Si l’histoire du « 94 » est bien connue, celle des ouvriers en instruments de musique parisiens et de leurs luttes avant la Première Guerre mondiale l’est beaucoup moins, d’où cette modeste contribution !

Les instruments de musique à Paris

Malou Haine, dans sa magistrale étude Les facteurs d’instruments de musique à Paris au XIXe siècle. Des artisans face à l’industrialisation, paru en 1985, dépeint l’évolution économique et sociale de cette branche rattachée de la métallurgie. Les manufactures parisiennes d’instruments de musique subissent une véritable hécatombe durant le dernier quart du XIXe siècle. Entre 1872 et 1896, le nombre de patrons passe ainsi de 679 à 224, se répartissant de la manière suivante : 105 facteurs de pianos, 62 luthiers et facteurs d’instruments à vent, 31 facteurs d’orgues, 25 facteurs d’instruments à vent en cuivre. Dans le même temps, on observe une tendance à l’augmentation de la taille moyenne des entreprises, dans ce secteur qui regroupe en 1896 près de 3 500 ouvriers et employés.

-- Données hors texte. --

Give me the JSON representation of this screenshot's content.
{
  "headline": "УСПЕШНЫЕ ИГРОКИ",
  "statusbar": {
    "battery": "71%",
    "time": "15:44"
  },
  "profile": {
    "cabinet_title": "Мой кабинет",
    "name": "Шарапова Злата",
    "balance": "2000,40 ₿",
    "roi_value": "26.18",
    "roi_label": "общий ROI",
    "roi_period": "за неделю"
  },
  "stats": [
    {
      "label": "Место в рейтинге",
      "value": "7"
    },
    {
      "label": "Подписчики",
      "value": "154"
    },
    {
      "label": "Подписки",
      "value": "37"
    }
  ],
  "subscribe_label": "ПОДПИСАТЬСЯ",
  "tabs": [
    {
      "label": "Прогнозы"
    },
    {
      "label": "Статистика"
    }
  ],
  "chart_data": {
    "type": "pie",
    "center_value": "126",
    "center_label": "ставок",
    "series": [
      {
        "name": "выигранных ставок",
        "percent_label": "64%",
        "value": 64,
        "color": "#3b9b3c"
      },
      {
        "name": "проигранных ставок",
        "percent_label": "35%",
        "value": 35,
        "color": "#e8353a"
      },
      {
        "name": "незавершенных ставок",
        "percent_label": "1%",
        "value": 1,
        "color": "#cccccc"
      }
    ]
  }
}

Ces éléments statistiques, établis par l’Office du Travail, ancêtre du ministère du même nom, ne sont pas exempts d’erreurs, mais il donne une idée du contexte économique dans lequel l’entreprise Gautrot, basée à Château-Thierry et installée dans le quartier parisien du Marais après avoir repris en 1845 la maison Guichard, décide en 1881 de la construction d’une nouvelle usine, dans le onzième arrondissement. Thomas Le Roux en relate l’histoire, dans son article « Le patrimoine industriel à Paris, entre artisanat et industrie » paru dans Le Mouvement social. Située au 94 rue d’Angoulême, cette manufacture rassemble sous sa grande halle métallique surmontée d’une verrière, une petite centaine d’ouvriers très qualifiés ainsi qu’une machine à vapeur, dans un environnement rationnalisé, mais peu mécanisé.

En 1882, Pierre Gautrot décède et son gendre, Amédée Couesnon reprend l’entreprise dont il est déjà le gérant. L’entreprise est florissante et elle procède, sous sa direction, à plusieurs augmentations de capitaux ainsi qu’au rachat de plusieurs facteurs en instruments de musique. Elle emploie, à son apogée durant l’entre-deux-guerres, plus d’un millier de salariés répartis dans cinq usines en France. Amédée Couesnon s’engage également en politique. Radical-socialiste, il est député de l’Aisne de 1907 à 1924 et conseiller général de 1910 à 1931, année de son décès.

Le précédent de novembre 1881

Les grèves sont rares dans les factures instrumentales. Malou Haine n’en recense que dix, entre l’adoption de la loi Ollivier le 21 mai 1864 autorisant, de manière très encadrée, le droit de grève et la fin du XIXe siècle. Trois concerne les ouvriers en instruments de musique à vent en cuivre, dont une mobilise l’ensemble de la profession. Ainsi, le 3 novembre 1881, la toute jeune Chambre syndicale ouvrière des facteurs d’instruments à vent, créée en mars de la même année, mandate deux membres de sa commission exécutive pour soumettre la revendication d’augmentation de 20 % des salaires à l’un des patrons, Mille, établit dans le Xe arrondissement. Ce dernier refuse d’accéder à cette demande, et la grève débute, unanime.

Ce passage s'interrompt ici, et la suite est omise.